Soderbergh said it was incorrect to look at his film as a simple thriller. “I prefer to look at it as a film about process, about the reactions to this kind of crisis,” he said, adding that as a model he looked at All the President’s Men, the 1976 classic from Alan J. Pakula that won four Oscars and was nominated for four others, including best picture.
Satrapi said that Poulet aux prunes was a labor of love for her in part because it was set in a “democratic and open-minded” Iran that her generation — she was born in 1969 — could only read about in history books.
“It’s about all kinds of love: the love of a man for a woman he was never able to be with, a love or life, a love of music, a love of food, and also my own love for the period in my country’s history which has been lost,” she said.
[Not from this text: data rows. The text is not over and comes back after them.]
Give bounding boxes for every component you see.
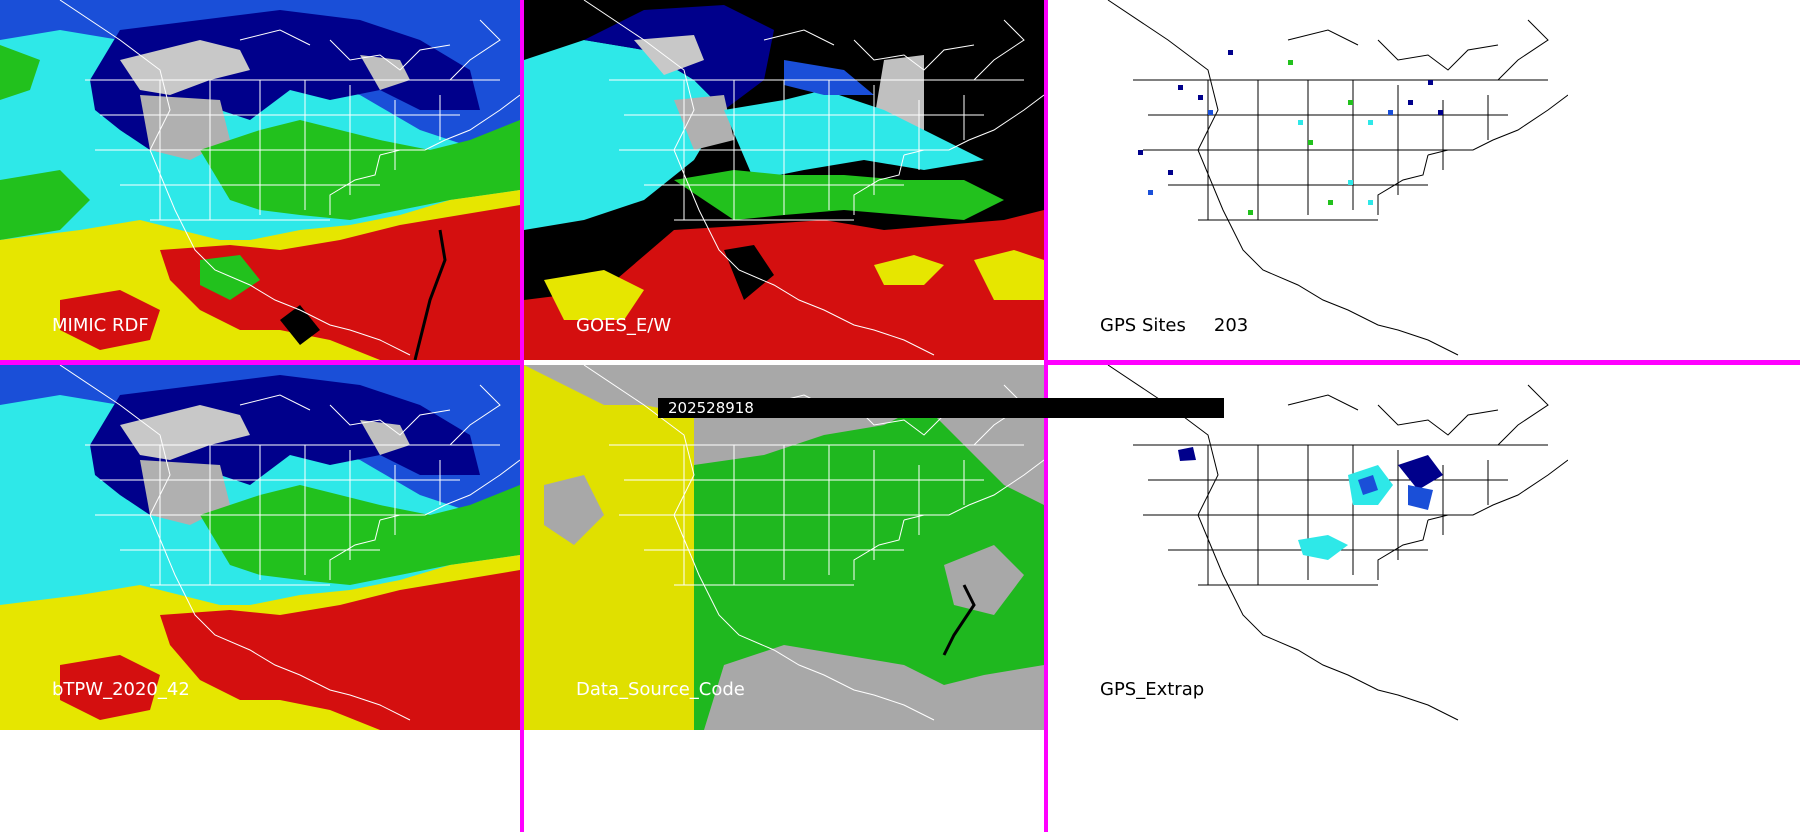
mimic-rdf-label: MIMIC RDF xyxy=(52,315,149,336)
timestamp-text: 202528918 xyxy=(668,399,754,417)
gps-sites-label: GPS Sites 203 xyxy=(1100,315,1248,336)
gps-extrap-label: GPS_Extrap xyxy=(1100,679,1204,700)
gps-extrap-blobs xyxy=(1178,447,1443,560)
goes-panel: GOES_E/W xyxy=(524,0,1044,360)
gps-sites-panel: GPS Sites 203 xyxy=(1048,0,1568,360)
goes-label: GOES_E/W xyxy=(576,315,671,336)
data-source-panel: Data_Source_Code xyxy=(524,365,1044,730)
btpw-panel: bTPW_2020_42 xyxy=(0,365,520,730)
data-source-label: Data_Source_Code xyxy=(576,679,745,700)
gps-site-markers xyxy=(1138,50,1443,215)
mimic-rdf-panel: MIMIC RDF xyxy=(0,0,520,360)
timestamp-bar: 202528918 xyxy=(658,398,1224,418)
btpw-label: bTPW_2020_42 xyxy=(52,679,190,700)
gps-extrap-panel: GPS_Extrap xyxy=(1048,365,1568,730)
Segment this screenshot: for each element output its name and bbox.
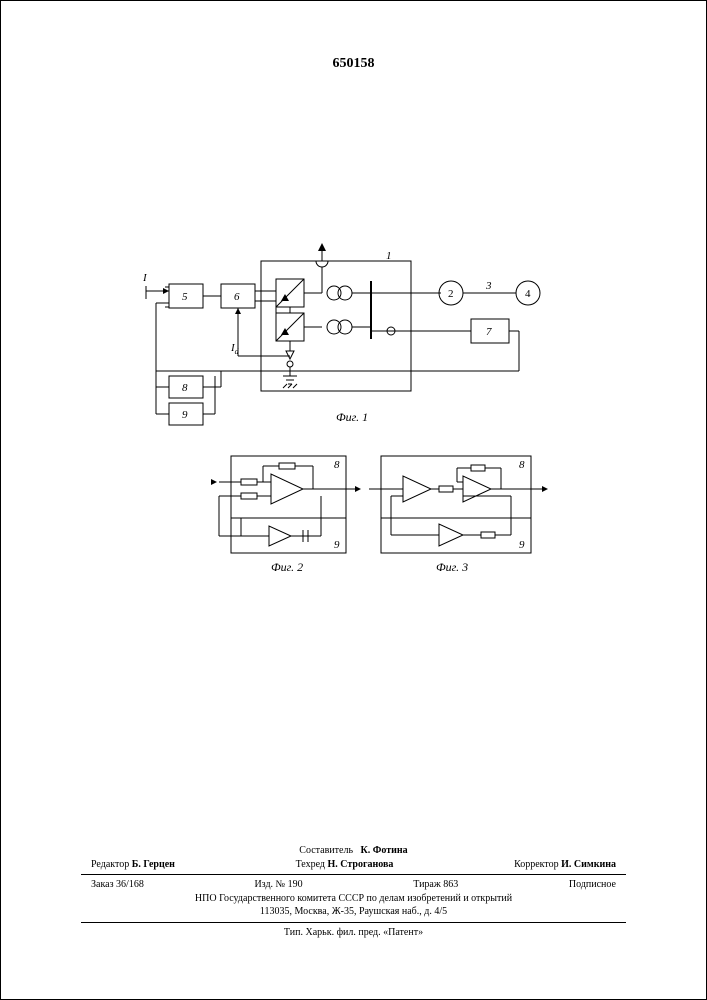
diagrams-svg: 1 <box>121 251 601 611</box>
fig2-label-8: 8 <box>334 459 340 471</box>
figure-3: 8 9 Фиг. 3 <box>369 456 548 574</box>
xfmr-lo-1 <box>327 320 341 334</box>
hr-1 <box>81 874 626 875</box>
corrector-name: И. Симкина <box>561 859 616 870</box>
compiler-name: К. Фотина <box>361 845 408 856</box>
fig3-rfb <box>471 465 485 471</box>
fig2-label-9: 9 <box>334 539 340 551</box>
tech-editor-label: Техред <box>296 859 325 870</box>
tech-editor-cell: Техред Н. Строганова <box>296 858 394 872</box>
fig2-r1 <box>241 479 257 485</box>
Id-arrow <box>235 308 241 314</box>
xfmr-lo-2 <box>338 320 352 334</box>
printer-line: Тип. Харьк. фил. пред. «Патент» <box>81 926 626 940</box>
corrector-cell: Корректор И. Симкина <box>514 858 616 872</box>
label-I: I <box>142 272 148 284</box>
fig3-rmid <box>439 486 453 492</box>
fig2-opamp <box>271 474 303 504</box>
patent-number: 650158 <box>1 56 706 72</box>
label-6: 6 <box>234 291 240 303</box>
fig3-label-9: 9 <box>519 539 525 551</box>
gndh2 <box>288 384 292 388</box>
label-7: 7 <box>486 326 492 338</box>
label-1: 1 <box>386 250 392 262</box>
hr-2 <box>81 922 626 923</box>
izd: Изд. № 190 <box>254 878 302 892</box>
footer: Составитель К. Фотина Редактор Б. Герцен… <box>81 844 626 939</box>
compiler-label: Составитель <box>299 845 353 856</box>
fig2-opamp9 <box>269 526 291 546</box>
subscription: Подписное <box>569 878 616 892</box>
fig3-9-r <box>481 532 495 538</box>
xfmr-up-1 <box>327 286 341 300</box>
corrector-label: Корректор <box>514 859 559 870</box>
figure-2: 8 9 <box>211 456 361 574</box>
diode-gnd <box>286 351 294 359</box>
in-I-arrow <box>163 288 169 294</box>
org-line-1: НПО Государственного комитета СССР по де… <box>81 892 626 906</box>
diagram-area: 1 <box>121 251 601 611</box>
figure-1: 1 <box>142 243 540 425</box>
editor-label: Редактор <box>91 859 129 870</box>
label-2: 2 <box>448 288 454 300</box>
fig2-out-arr <box>355 486 361 492</box>
editor-cell: Редактор Б. Герцен <box>91 858 175 872</box>
order: Заказ 36/168 <box>91 878 144 892</box>
fig3-op1 <box>403 476 431 502</box>
fig2-r2 <box>241 493 257 499</box>
gndh1 <box>283 384 287 388</box>
fig3-op9 <box>439 524 463 546</box>
gnd-node <box>287 361 293 367</box>
tech-editor-name: Н. Строганова <box>328 859 394 870</box>
label-4: 4 <box>525 288 531 300</box>
fig3-out-arr <box>542 486 548 492</box>
label-8: 8 <box>182 382 188 394</box>
credits-row: Редактор Б. Герцен Техред Н. Строганова … <box>81 858 626 872</box>
label-9: 9 <box>182 409 188 421</box>
fig1-caption: Фиг. 1 <box>336 410 368 424</box>
fig2-in1-arr <box>211 479 217 485</box>
rect-upper-diag <box>276 279 304 307</box>
breaker-top <box>316 261 328 267</box>
label-5: 5 <box>182 291 188 303</box>
tirazh: Тираж 863 <box>413 878 458 892</box>
xfmr-up-2 <box>338 286 352 300</box>
gndh3 <box>293 384 297 388</box>
fig2-caption: Фиг. 2 <box>271 560 303 574</box>
fig3-op2 <box>463 476 491 502</box>
rect-lower-diag <box>276 313 304 341</box>
editor-name: Б. Герцен <box>132 859 175 870</box>
label-3: 3 <box>485 280 492 292</box>
fig3-caption: Фиг. 3 <box>436 560 468 574</box>
order-row: Заказ 36/168 Изд. № 190 Тираж 863 Подпис… <box>81 878 626 892</box>
fig2-rfb <box>279 463 295 469</box>
fig3-label-8: 8 <box>519 459 525 471</box>
org-line-2: 113035, Москва, Ж-35, Раушская наб., д. … <box>81 905 626 919</box>
compiler-line: Составитель К. Фотина <box>81 844 626 858</box>
arrow-up <box>318 243 326 251</box>
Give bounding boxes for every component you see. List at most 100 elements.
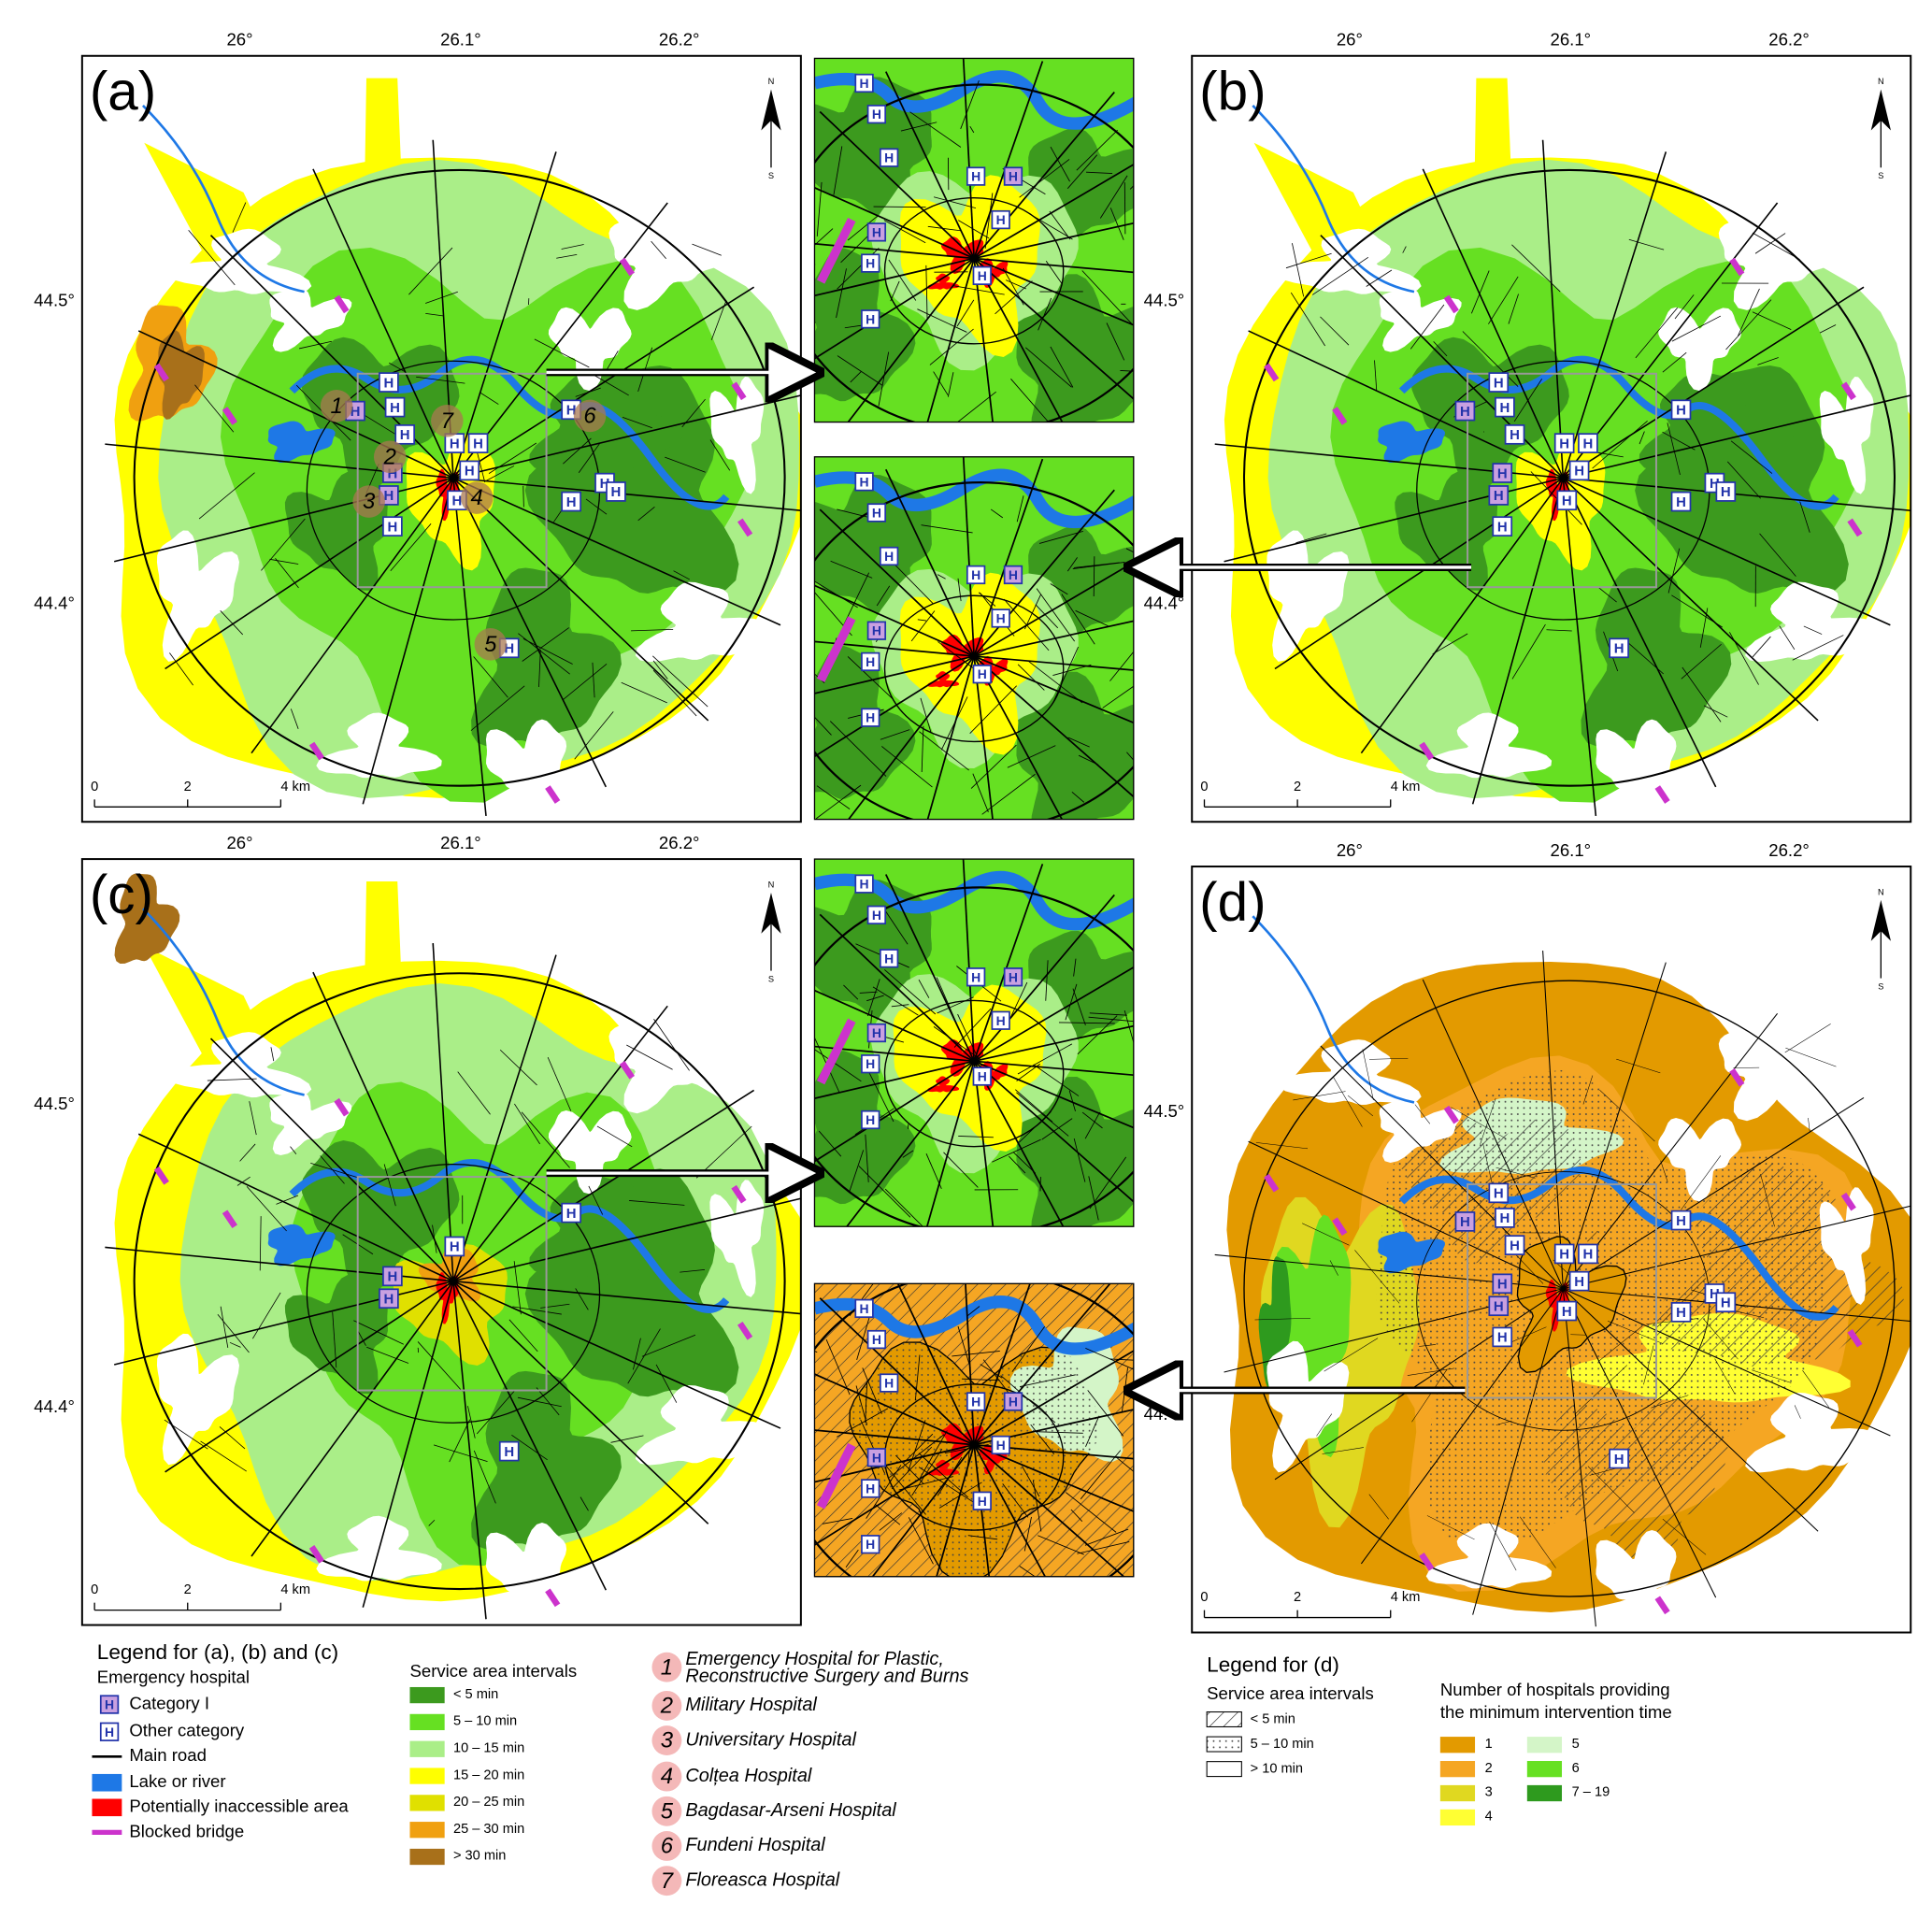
street bbox=[956, 391, 996, 422]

McQueen, who won the Gucci Prize in Venice three years ago for Hunger, caused a buzz on the Lido Sunday with Shame, a lurid tale of man’s decline into a his sex addiction that screened in competition. The director said the main character, Brandon, played by Michael Fassbender, was a kind of everyman despite his shocking lifestyle.
“I love Brandon, he’s not so different than most us,” McQueen said. “He’s living with all the trappings of the modern world. This is a man who has access to everything, but his freedom imprisons him.”
The 68th edition of the storied festival, which got underway last Wednesday, concludes Saturday.